Identify why outliers occur, from errors to natural minority cases, and apply z-scores, interquartile range, box plots, and DBSCAN to detect and decide how to handle them.
Identify data leakage, where training data include information unavailable at prediction time, and learn examples like future-based imputations, session total counts, and city proxies that bias model performance.
Machine Learning Engineer is a rewarding, in demand role, and increasingly important to organizations moving building data intensive services in the cloud. The Google Cloud Professional Machine Learning Engineer certification is one of the field's most recognized credentials. This course will help prepare you to take and pass the exam. Specifically, this course will help you understand the details of:
Building and deploying ML models to solve business challenges using Google Cloud services and best practices for machine learning
Aspects of machine learning model architecture, data pipelines structures, optimization, as well as monitoring model performance in production
Fundamental concepts of model development, infrastructure management, data engineering, and data governance
Preparing data, optimizing storage formats, performing exploratory data analysis, and handling missing data
Feature engineering, data augmentation, and feature encoding to maximize the likelihood of building successful models
Understand responsible AI throughout the ML development process and apply proper controls and governance to ensure fairness in machine learning models.

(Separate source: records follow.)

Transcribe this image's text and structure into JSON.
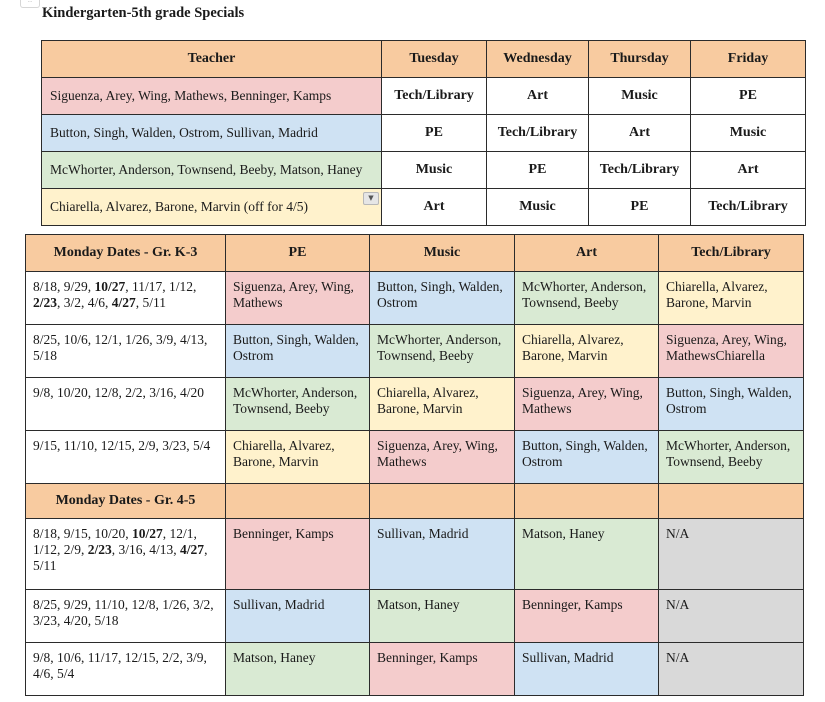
{
  "title": "Kindergarten-5th grade Specials",
  "teacher_table": {
    "headers": [
      "Teacher",
      "Tuesday",
      "Wednesday",
      "Thursday",
      "Friday"
    ],
    "rows": [
      {
        "teachers": "Siguenza, Arey, Wing, Mathews, Benninger, Kamps",
        "color": "#f4cccc",
        "days": [
          "Tech/Library",
          "Art",
          "Music",
          "PE"
        ]
      },
      {
        "teachers": "Button, Singh, Walden, Ostrom, Sullivan, Madrid",
        "color": "#cfe2f3",
        "days": [
          "PE",
          "Tech/Library",
          "Art",
          "Music"
        ]
      },
      {
        "teachers": "McWhorter, Anderson, Townsend, Beeby, Matson, Haney",
        "color": "#d9ead3",
        "days": [
          "Music",
          "PE",
          "Tech/Library",
          "Art"
        ]
      },
      {
        "teachers": "Chiarella, Alvarez, Barone, Marvin (off for 4/5)",
        "color": "#fff2cc",
        "days": [
          "Art",
          "Music",
          "PE",
          "Tech/Library"
        ]
      }
    ]
  },
  "monday_table": {
    "headers": [
      "Monday Dates -  Gr. K-3",
      "PE",
      "Music",
      "Art",
      "Tech/Library"
    ],
    "k3_rows": [
      {
        "dates": [
          {
            "t": "8/18, 9/29, ",
            "b": false
          },
          {
            "t": "10/27",
            "b": true
          },
          {
            "t": ", 11/17, 1/12, ",
            "b": false
          },
          {
            "t": "2/23",
            "b": true
          },
          {
            "t": ", 3/2, 4/6, ",
            "b": false
          },
          {
            "t": "4/27",
            "b": true
          },
          {
            "t": ", 5/11",
            "b": false
          }
        ],
        "cells": [
          "Siguenza, Arey, Wing, Mathews",
          "Button, Singh, Walden, Ostrom",
          "McWhorter, Anderson, Townsend, Beeby",
          "Chiarella, Alvarez, Barone, Marvin"
        ],
        "colors": [
          "pink",
          "blue",
          "green",
          "yellow"
        ]
      },
      {
        "dates": [
          {
            "t": "8/25, 10/6, 12/1, 1/26, 3/9, 4/13, 5/18",
            "b": false
          }
        ],
        "cells": [
          "Button, Singh, Walden, Ostrom",
          "McWhorter, Anderson, Townsend, Beeby",
          "Chiarella, Alvarez, Barone, Marvin",
          "Siguenza, Arey, Wing, MathewsChiarella"
        ],
        "colors": [
          "blue",
          "green",
          "yellow",
          "pink"
        ]
      },
      {
        "dates": [
          {
            "t": "9/8, 10/20, 12/8, 2/2, 3/16, 4/20",
            "b": false
          }
        ],
        "cells": [
          "McWhorter, Anderson, Townsend, Beeby",
          "Chiarella, Alvarez, Barone, Marvin",
          "Siguenza, Arey, Wing, Mathews",
          "Button, Singh, Walden, Ostrom"
        ],
        "colors": [
          "green",
          "yellow",
          "pink",
          "blue"
        ]
      },
      {
        "dates": [
          {
            "t": "9/15, 11/10, 12/15, 2/9, 3/23, 5/4",
            "b": false
          }
        ],
        "cells": [
          "Chiarella, Alvarez, Barone, Marvin",
          "Siguenza, Arey, Wing, Mathews",
          "Button, Singh, Walden, Ostrom",
          "McWhorter, Anderson, Townsend, Beeby"
        ],
        "colors": [
          "yellow",
          "pink",
          "blue",
          "green"
        ]
      }
    ],
    "section_label": "Monday Dates -  Gr. 4-5",
    "g45_rows": [
      {
        "dates": [
          {
            "t": "8/18, 9/15, 10/20, ",
            "b": false
          },
          {
            "t": "10/27",
            "b": true
          },
          {
            "t": ", 12/1, 1/12, 2/9,  ",
            "b": false
          },
          {
            "t": "2/23",
            "b": true
          },
          {
            "t": ", 3/16, 4/13, ",
            "b": false
          },
          {
            "t": "4/27",
            "b": true
          },
          {
            "t": ", 5/11",
            "b": false
          }
        ],
        "cells": [
          "Benninger, Kamps",
          "Sullivan, Madrid",
          "Matson, Haney",
          "N/A"
        ],
        "colors": [
          "pink",
          "blue",
          "green",
          "gray"
        ]
      },
      {
        "dates": [
          {
            "t": "8/25, 9/29, 11/10, 12/8, 1/26, 3/2, 3/23, 4/20, 5/18",
            "b": false
          }
        ],
        "cells": [
          "Sullivan, Madrid",
          "Matson, Haney",
          "Benninger, Kamps",
          "N/A"
        ],
        "colors": [
          "blue",
          "green",
          "pink",
          "gray"
        ]
      },
      {
        "dates": [
          {
            "t": "9/8, 10/6, 11/17, 12/15, 2/2, 3/9, 4/6,  5/4",
            "b": false
          }
        ],
        "cells": [
          "Matson, Haney",
          "Benninger, Kamps",
          "Sullivan, Madrid",
          "N/A"
        ],
        "colors": [
          "green",
          "pink",
          "blue",
          "gray"
        ]
      }
    ]
  }
}
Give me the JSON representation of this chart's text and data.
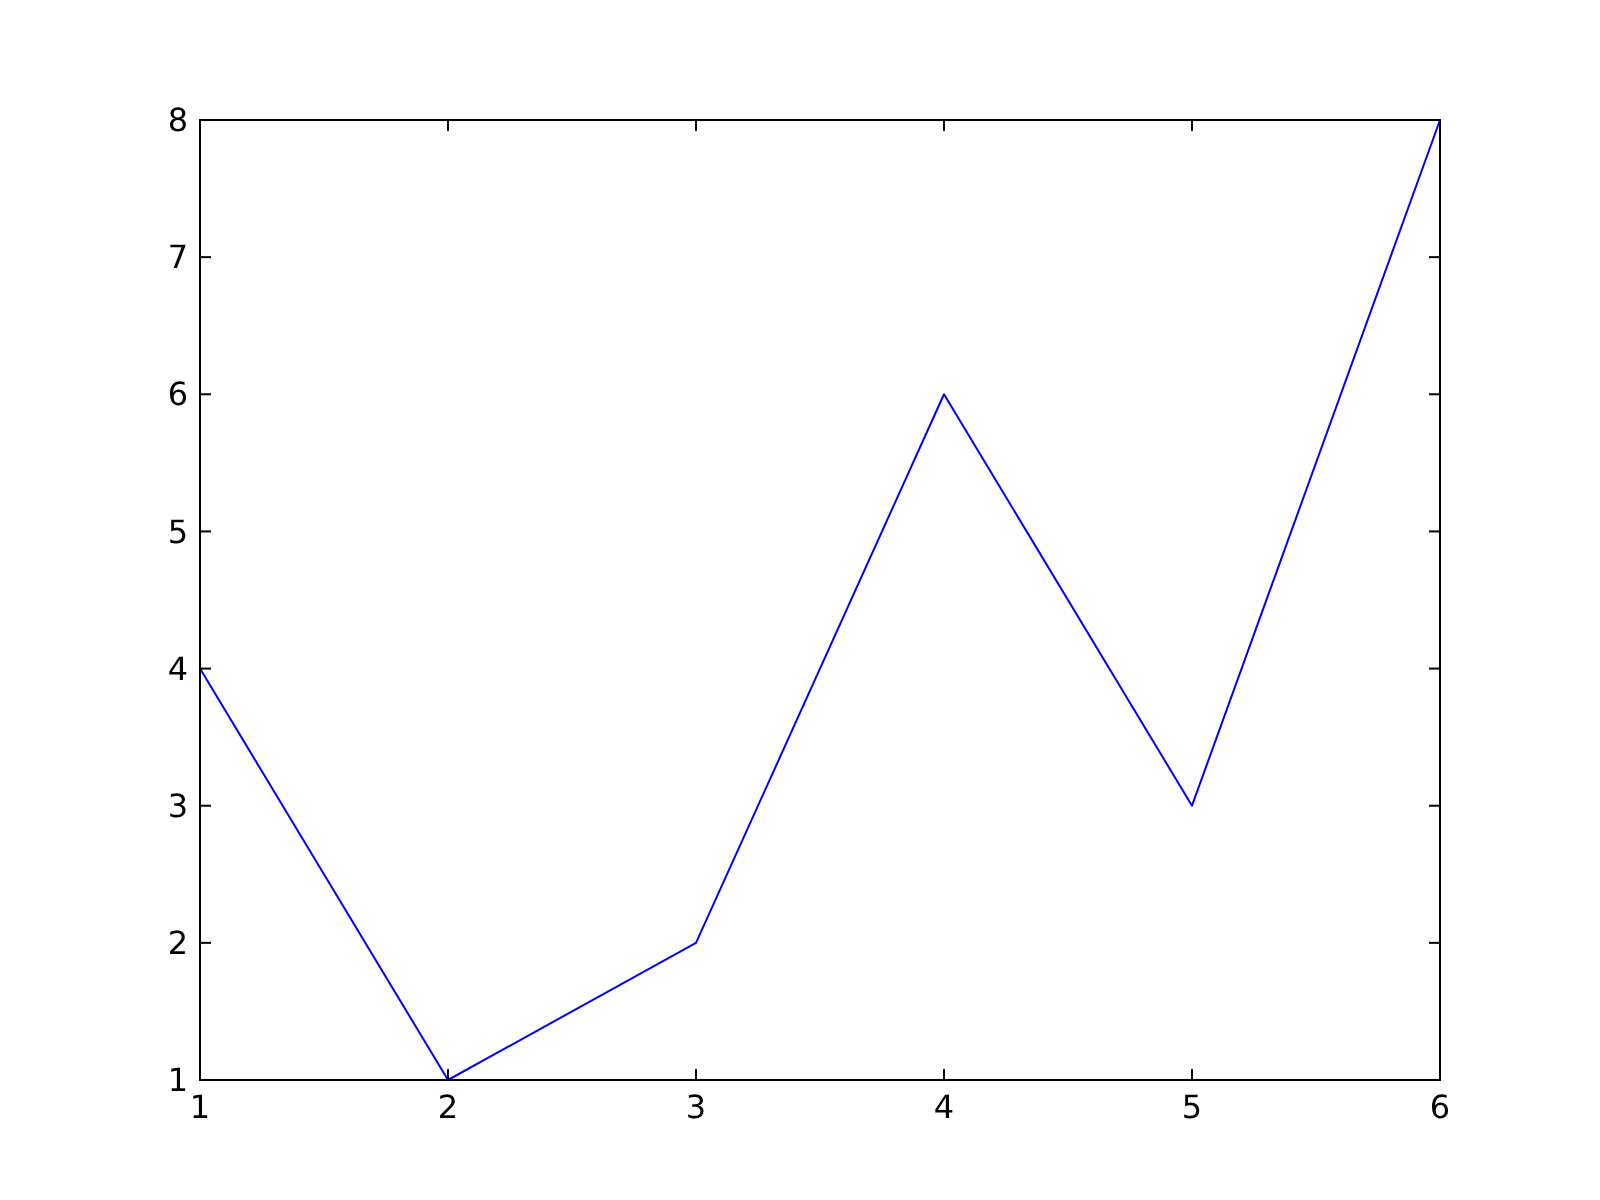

By the end of this course, you will know how to use Google Cloud services for machine learning and just as importantly, you will understand machine learning concepts and techniques needed to use those services effectively.
Unlike courses that set out to teach you how to use particular Google Cloud services, this course is designed to teach you services as well as all the topics covered in the Google Cloud Professional Machine Learning Exam Guide, including machine learning fundamentals and techniques.
The course begins with a discussion of framing business problems as machine learning problems followed by a chapter on the technical framing on ML problems. We next review the architecture of training pipelines and supporting ML services in Google Cloud, such as:
Vertex AI Datasets
AutoML
Vertex AI Workbenches
Cloud Storage
BigQuery
Cloud Dataflow
Cloud Dataproc.
Machine learning and infrastructure and security are reviewed next.
We then shift focus to building and implementing machine learning models starting with managing and preparing data for machine learning, building machine learning models, and training and testing machine learning models. This is followed by chapters on machine learning serving and monitoring and tuning and optimizing both the training and serving of machine learning models.
Machine learning operations, also known as MLOps, borrow heavily from software engineering practices. As a machine engineer, you will use your understanding of software engineering practices and apply them to machine learning. Machine learning engineers know how to use ML tools, build models, deploy to production, and monitor ML services. They also know how to tune pipelines and optimize the use of compute and storage resources.
Machine learning engineers and data engineers complement each other. Data engineers build services and pipelines for collecting, storing, and managing data while machine learning engineers use those data services as a starting point for accessing data and building ML models to solve specific business problems.